La présidente du conseil de gouvernance de l'Université de l'Ontario français, Dyane Adam. Crédit image: Jackson Ho

TORONTO – Alors que la date fatidique du 15 janvier approche à grands pas, la présidente du conseil de gouvernance de l’Université de l’Ontario français (UOF), Dyane Adam, explique que plusieurs scénarios sont sur la table pour assurer le maintien du projet.

BENJAMIN VACHET
bvachet@tfo.org | @BVachet

Dans six jours, le financement provincial de l’UOF prendra fin. Et alors que le temps des fêtes a marqué une pause dans les négociations, Mme Adam assure que le conseil a, depuis, déjà repris son travail.

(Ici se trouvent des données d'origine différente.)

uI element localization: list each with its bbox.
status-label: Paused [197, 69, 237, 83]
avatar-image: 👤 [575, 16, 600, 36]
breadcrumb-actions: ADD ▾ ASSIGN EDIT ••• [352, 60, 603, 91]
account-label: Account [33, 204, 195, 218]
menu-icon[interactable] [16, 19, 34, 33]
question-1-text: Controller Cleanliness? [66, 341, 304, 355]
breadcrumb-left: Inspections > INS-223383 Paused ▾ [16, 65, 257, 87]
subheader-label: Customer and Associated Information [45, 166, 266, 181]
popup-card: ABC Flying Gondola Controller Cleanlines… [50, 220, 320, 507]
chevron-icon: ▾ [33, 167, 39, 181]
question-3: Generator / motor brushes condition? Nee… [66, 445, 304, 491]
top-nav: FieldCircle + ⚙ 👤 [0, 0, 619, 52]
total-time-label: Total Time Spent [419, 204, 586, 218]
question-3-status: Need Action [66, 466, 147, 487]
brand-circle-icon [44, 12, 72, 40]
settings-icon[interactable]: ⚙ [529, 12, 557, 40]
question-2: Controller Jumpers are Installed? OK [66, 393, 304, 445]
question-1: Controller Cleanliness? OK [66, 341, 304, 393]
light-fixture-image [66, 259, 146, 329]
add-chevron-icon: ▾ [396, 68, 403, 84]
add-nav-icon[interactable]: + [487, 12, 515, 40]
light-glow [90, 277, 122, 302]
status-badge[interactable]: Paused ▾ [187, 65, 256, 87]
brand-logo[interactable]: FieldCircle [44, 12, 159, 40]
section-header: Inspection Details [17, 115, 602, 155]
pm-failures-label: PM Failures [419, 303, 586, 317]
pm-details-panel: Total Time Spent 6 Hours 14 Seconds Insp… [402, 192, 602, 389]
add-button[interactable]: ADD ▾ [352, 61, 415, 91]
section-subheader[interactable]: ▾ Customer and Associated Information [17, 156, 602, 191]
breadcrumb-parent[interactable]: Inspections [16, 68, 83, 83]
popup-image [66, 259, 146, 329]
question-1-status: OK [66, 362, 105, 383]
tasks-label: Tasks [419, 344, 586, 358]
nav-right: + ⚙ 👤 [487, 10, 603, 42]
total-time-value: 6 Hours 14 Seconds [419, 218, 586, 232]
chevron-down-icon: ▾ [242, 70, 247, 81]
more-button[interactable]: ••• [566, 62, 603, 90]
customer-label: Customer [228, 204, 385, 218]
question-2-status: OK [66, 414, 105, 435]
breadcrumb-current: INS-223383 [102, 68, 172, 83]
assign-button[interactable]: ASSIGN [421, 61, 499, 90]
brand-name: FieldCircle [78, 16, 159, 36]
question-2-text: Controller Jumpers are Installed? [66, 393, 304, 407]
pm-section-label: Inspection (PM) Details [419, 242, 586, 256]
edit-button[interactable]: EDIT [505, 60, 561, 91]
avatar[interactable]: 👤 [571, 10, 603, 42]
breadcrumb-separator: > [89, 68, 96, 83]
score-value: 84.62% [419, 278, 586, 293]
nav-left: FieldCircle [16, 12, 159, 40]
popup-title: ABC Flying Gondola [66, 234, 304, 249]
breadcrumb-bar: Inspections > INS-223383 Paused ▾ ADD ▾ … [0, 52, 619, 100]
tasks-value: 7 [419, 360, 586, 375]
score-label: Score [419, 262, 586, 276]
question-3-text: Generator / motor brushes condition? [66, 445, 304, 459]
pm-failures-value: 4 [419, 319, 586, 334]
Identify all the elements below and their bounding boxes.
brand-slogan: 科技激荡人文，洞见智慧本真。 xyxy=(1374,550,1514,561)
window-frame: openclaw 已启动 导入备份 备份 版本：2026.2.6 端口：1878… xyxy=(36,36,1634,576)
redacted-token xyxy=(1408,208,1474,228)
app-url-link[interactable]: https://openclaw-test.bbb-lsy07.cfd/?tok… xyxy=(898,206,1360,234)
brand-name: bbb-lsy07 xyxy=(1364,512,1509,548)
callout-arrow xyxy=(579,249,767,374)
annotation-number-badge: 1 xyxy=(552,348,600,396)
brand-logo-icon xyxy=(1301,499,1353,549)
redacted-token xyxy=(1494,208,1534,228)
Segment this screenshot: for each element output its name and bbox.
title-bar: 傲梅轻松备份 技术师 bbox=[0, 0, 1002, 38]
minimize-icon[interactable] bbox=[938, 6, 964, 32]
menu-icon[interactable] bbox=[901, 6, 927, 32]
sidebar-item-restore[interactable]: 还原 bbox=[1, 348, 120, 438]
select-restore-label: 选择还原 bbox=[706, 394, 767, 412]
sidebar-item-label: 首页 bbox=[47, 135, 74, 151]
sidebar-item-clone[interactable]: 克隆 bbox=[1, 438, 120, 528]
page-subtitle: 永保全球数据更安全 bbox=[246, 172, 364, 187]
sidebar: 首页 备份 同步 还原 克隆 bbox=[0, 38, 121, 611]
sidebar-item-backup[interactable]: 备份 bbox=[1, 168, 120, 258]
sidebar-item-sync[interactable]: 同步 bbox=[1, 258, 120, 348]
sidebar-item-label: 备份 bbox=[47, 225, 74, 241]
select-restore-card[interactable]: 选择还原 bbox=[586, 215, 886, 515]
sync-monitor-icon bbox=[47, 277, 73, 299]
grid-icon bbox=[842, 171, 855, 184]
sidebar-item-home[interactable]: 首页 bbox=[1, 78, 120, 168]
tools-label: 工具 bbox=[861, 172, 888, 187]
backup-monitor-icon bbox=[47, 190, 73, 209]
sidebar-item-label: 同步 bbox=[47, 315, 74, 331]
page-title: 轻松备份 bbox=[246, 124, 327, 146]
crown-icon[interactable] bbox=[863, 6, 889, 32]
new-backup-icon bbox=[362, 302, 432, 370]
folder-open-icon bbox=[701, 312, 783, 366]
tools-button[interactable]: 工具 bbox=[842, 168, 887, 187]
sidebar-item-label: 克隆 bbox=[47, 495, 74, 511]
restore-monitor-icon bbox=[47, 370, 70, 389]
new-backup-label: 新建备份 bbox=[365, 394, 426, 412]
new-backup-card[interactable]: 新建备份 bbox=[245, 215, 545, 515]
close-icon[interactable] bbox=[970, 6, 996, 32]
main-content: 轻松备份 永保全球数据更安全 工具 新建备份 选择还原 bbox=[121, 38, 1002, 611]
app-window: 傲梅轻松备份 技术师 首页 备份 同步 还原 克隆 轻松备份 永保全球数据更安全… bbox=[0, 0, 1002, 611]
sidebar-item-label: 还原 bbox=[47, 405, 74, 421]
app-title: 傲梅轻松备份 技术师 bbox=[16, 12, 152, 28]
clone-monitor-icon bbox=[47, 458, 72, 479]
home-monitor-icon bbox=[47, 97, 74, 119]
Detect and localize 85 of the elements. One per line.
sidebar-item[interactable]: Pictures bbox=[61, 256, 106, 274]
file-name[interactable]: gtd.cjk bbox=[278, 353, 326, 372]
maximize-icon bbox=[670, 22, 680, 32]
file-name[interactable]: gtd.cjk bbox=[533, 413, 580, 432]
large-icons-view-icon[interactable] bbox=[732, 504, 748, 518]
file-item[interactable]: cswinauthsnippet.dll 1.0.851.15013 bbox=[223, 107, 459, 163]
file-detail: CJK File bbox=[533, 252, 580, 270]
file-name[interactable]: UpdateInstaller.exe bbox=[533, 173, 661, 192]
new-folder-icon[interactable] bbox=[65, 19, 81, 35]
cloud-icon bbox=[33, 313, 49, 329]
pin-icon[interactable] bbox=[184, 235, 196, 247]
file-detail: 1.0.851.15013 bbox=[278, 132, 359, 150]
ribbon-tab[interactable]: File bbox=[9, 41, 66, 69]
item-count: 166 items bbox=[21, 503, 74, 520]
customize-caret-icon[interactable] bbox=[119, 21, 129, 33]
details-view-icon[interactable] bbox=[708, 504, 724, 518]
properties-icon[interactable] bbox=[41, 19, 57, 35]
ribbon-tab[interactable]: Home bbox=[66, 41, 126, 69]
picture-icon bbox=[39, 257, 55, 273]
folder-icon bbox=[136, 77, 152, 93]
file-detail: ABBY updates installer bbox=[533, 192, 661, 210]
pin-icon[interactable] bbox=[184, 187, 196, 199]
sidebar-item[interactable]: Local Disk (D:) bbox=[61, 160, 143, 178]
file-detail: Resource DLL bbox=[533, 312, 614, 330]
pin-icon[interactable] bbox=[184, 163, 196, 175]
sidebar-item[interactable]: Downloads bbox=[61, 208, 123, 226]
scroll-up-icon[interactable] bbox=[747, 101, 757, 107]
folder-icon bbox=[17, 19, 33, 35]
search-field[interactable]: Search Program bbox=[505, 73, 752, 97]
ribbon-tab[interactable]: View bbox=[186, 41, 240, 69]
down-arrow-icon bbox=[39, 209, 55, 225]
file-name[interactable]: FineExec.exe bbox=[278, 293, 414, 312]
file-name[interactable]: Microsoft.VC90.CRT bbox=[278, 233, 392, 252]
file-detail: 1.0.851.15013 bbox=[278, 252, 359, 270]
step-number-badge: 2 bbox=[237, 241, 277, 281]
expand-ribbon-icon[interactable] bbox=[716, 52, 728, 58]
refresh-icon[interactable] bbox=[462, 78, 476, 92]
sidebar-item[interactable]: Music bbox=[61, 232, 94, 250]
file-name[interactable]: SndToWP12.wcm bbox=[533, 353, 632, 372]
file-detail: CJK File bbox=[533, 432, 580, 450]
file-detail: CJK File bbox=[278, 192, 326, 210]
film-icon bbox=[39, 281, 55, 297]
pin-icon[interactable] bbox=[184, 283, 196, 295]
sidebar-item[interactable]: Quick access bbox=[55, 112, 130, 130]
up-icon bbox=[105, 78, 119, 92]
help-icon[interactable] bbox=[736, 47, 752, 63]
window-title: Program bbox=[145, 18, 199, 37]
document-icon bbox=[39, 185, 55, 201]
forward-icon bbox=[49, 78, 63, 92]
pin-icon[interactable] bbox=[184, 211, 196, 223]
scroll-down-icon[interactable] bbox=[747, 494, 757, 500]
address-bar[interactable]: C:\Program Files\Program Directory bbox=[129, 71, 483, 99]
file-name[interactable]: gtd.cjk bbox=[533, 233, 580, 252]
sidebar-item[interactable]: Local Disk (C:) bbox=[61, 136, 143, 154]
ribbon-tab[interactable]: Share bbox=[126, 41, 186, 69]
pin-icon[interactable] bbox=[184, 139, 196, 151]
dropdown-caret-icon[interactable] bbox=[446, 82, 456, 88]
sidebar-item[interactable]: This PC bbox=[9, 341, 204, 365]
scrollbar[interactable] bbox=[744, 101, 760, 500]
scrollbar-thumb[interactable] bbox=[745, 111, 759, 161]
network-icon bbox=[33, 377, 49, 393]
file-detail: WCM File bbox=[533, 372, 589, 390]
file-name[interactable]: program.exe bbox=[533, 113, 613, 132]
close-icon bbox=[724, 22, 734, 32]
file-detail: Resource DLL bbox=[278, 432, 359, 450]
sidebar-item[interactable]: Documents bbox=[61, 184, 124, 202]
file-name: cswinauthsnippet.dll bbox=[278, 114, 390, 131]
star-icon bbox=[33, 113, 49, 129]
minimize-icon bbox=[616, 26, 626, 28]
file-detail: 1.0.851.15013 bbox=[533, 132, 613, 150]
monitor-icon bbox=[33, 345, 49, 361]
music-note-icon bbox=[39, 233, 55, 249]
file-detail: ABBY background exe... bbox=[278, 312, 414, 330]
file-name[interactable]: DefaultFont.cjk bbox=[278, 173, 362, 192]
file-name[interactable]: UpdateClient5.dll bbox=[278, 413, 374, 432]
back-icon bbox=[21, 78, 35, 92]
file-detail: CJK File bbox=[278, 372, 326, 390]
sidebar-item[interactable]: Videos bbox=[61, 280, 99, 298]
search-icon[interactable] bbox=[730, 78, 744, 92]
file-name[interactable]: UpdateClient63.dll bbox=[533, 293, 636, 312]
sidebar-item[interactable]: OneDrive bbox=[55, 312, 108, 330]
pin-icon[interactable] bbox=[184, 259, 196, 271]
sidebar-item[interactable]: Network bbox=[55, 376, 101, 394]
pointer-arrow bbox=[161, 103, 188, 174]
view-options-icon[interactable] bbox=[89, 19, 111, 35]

«On travaille sur plusieurs scénarios avec le gouvernement provincial et le gouvernement fédéral afin de nous assurer que le projet demeure. J’ai eu plusieurs discussions avec le bureau de la ministre des Affaires francophones, Caroline Mulroney et avec Patrimoine canadien. Mais pour l’instant rien n’est encore finalisé. On devrait en savoir plus d’ici le 15 janvier.»

Bien que le temps presse, l’ancienne commissaire aux langues officielles se montre confiante.

«Je suis optimiste. Même si la fenêtre de temps est limitée et que les fêtes nous ont ralentis, il y a de la volonté de tous les côtés, des gens qui sont engagés dans le projet. Et donc, même si je ne veux pas spéculer, je garde encore bon espoir. Tout peut aller très vite en politique quand il y a une volonté humaine.»

 

L’AFO presse le gouvernement d’agir

Ce mercredi, l’Assemblée de la francophonie de l’Ontario (AFO) a de nouveau pressé le gouvernement de l’Ontario d’agir pour sauver l’institution franco-ontarienne. L’AFO demande au gouvernement de l’Ontario de déposer une demande de financement au gouvernement du Canada et d’assurer la rétention du personnel de l’université après le 15 janvier.

Sans cette intervention, «l’Université de l’Ontario français ne sera qu’un conseil des gouverneurs sans employés et sans artisans», déplore le président de l’AFO, Carol Jolin.

Depuis l’annonce de l’abandon du projet, en novembre, puis de sa remise à plus tard, le gouvernement fédéral a invité à plusieurs reprises le gouvernement progressiste-conservateur à faire une demande pour obtenir un financement partiel du projet.

Après avoir longtemps fait la sourde oreille, la ministre Mulroney a ouvert la porte à cette éventualité en décembre, mais depuis peu de choses ont bougé.

«Nous n’avons reçu aucune confirmation que la province et le gouvernement fédéral ont conclu une entente sur l’UOF», reconnaît M. Jolin.

Selon le président de l’organisme porte-parole des Franco-Ontariens, l’absence d’une université de langue française risque de contribuer à l’assimilation des francophones de l’Ontario, surtout ceux du Centre-Sud-Ouest.

«Malheureusement, les universités bilingues ne sont pas en mesure de garantir l’enseignement en français tout au long d’un programme. Voilà pourquoi les francophones de l’Ontario revendiquent une université de langue française depuis un demi-siècle.»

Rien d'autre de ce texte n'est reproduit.